The analysis of the demographic and epidemiological aspects did not identify any determinant factor for anti-HAV seropositivity, except for the administration of more than one vaccine on the same day. However, the statistical significance was borderline (p=0.05), and the logistic model had little explanatory power (pseudo-R2=0.13). The small number (only 16) of non-seroconverted individuals may have contributed to this. As this association does not seem very plausible, it may have occurred randomly. A robust review involving more than 50,000 subjects showed no interference in the HAV vaccine immunogenicity in those who received other vaccines simultaneously.20
A limitation of the study was that the participants were not randomly included. Therefore, the sample was increased by twofold to reduce chances of bias and increase the study power. A further limitation is that the anti-HAV status was unknown before vaccination. Therefore, it is not possible to determine whether antibodies in anti-HAV positive individuals were induced by the vaccine or natural infection. In a randomized study performed over the last decade and including major cities in the Central region of Brazil, the authors reported an anti-HAV prevalence of 32% in children aged between 5 and 9 years.21 The prevalence among children aged between 1 and 3 years is likely to be considerably lower. Therefore, it is plausible to postulate that the vast majority of anti-HAV positive subjects developed these antibodies as a consequence of vaccination.
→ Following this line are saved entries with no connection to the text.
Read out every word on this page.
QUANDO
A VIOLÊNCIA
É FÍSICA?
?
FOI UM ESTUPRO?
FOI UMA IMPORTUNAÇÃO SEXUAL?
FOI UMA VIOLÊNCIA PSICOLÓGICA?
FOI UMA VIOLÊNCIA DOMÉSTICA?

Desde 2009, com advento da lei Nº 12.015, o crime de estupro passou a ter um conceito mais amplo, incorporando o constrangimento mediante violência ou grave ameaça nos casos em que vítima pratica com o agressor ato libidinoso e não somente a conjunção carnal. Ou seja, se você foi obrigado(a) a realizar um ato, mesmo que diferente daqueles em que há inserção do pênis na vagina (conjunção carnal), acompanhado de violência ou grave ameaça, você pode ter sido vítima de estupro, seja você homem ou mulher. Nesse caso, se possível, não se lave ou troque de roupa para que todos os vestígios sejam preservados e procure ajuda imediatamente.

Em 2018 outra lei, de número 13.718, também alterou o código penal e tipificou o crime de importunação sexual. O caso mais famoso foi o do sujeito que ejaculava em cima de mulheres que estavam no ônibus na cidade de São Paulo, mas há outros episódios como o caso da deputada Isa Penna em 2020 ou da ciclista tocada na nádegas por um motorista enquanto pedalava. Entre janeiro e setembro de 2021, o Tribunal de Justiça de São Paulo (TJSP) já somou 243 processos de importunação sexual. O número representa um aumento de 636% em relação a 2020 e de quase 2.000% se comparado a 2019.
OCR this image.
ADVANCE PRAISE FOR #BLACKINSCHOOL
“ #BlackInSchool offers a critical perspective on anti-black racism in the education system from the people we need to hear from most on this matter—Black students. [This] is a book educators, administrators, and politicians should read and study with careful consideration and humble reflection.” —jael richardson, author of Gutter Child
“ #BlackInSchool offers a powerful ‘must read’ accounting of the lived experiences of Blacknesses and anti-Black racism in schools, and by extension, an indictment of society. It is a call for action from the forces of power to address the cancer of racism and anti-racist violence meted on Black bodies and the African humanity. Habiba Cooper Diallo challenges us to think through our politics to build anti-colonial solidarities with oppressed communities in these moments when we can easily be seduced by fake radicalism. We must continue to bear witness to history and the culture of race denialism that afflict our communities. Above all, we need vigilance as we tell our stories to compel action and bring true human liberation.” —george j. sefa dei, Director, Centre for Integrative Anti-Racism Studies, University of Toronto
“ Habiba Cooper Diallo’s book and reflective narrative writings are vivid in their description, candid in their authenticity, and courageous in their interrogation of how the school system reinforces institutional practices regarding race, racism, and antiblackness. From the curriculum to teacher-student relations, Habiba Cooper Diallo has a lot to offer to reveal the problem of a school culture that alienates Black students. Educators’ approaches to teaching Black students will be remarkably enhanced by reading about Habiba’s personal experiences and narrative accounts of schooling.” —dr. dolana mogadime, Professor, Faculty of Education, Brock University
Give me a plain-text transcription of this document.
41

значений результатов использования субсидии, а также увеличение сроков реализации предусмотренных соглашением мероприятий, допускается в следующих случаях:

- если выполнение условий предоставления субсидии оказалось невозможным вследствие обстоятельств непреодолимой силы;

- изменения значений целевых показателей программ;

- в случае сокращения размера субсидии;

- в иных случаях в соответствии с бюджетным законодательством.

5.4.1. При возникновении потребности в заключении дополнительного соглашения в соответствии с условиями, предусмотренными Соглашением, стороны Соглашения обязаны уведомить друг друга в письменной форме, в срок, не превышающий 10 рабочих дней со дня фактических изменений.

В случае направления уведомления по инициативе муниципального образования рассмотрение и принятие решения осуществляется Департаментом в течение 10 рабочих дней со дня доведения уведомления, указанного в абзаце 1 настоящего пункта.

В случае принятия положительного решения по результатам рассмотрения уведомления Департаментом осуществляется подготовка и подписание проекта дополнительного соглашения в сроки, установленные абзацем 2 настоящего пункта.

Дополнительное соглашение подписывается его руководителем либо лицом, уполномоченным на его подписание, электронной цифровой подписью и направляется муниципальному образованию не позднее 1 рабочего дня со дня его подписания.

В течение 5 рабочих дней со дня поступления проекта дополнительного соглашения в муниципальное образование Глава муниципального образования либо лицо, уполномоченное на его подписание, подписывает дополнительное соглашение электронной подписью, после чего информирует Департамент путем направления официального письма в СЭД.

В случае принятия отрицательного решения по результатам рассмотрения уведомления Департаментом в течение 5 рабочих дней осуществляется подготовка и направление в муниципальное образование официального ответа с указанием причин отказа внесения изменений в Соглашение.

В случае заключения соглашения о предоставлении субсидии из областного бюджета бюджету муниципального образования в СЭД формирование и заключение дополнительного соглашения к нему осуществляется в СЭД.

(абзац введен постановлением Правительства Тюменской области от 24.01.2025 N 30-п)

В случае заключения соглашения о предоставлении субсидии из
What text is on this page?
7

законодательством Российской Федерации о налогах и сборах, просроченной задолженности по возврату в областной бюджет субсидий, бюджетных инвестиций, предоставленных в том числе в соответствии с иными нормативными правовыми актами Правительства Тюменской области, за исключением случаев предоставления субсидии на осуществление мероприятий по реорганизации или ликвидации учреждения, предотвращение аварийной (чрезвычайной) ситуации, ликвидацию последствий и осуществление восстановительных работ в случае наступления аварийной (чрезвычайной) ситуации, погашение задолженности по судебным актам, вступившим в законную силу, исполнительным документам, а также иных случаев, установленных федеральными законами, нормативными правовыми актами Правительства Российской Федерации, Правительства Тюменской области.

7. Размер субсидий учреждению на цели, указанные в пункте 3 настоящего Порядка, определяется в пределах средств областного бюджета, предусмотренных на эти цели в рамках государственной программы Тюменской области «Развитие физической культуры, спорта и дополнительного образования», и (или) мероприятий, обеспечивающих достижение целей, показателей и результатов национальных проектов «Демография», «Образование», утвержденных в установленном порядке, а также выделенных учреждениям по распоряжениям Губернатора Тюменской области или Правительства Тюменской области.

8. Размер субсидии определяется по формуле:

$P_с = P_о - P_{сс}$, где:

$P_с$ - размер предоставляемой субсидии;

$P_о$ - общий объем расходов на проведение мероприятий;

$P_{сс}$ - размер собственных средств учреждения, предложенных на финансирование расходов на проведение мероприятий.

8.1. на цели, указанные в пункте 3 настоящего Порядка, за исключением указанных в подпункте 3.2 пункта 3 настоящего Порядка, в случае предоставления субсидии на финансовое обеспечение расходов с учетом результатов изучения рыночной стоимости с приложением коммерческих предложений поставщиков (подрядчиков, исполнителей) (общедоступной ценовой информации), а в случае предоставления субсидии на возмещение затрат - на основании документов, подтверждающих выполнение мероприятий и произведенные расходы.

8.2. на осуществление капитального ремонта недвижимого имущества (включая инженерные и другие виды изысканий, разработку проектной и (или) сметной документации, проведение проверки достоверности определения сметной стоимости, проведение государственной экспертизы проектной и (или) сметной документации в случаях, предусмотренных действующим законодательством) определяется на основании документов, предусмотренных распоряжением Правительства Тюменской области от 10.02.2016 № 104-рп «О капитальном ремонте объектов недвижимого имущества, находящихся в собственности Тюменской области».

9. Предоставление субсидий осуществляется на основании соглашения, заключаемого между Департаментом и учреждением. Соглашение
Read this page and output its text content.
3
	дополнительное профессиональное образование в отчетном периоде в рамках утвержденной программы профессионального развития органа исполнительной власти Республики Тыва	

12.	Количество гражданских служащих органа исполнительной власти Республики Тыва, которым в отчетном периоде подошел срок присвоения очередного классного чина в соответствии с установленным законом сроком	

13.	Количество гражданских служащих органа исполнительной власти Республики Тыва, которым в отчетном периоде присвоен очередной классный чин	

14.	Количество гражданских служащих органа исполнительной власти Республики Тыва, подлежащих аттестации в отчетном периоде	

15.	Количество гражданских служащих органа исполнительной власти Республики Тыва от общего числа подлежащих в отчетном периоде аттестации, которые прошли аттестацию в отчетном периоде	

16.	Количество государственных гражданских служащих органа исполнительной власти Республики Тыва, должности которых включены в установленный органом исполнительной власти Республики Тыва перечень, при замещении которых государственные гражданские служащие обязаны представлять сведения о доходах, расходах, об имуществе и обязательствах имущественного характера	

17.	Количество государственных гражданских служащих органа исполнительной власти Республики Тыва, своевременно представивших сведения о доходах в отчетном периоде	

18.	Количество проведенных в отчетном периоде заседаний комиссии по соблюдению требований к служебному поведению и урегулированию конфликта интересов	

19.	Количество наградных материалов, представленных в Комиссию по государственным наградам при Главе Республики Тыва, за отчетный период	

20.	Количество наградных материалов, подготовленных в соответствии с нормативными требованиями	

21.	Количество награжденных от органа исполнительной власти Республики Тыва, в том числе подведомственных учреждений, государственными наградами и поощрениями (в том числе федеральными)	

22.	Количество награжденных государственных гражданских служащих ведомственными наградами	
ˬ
Finally, this survey showed that following the introduction of HAV vaccination in a small town in Brazil, more than 90% of children developed antibodies. This is the first evidence suggesting that the strategy adopted in Brazil using a single-dose of the vaccine may be sufficient for mass immunization. Nonetheless, it is too early to assess whether the immune response elicited will be persistent and whether the strategy will lead to decrease the endemic levels of illness in the country. Further studies are required to evaluate the single-dose strategy effectiveness.
Conflicts of interestThe authors declare no conflicts of interest.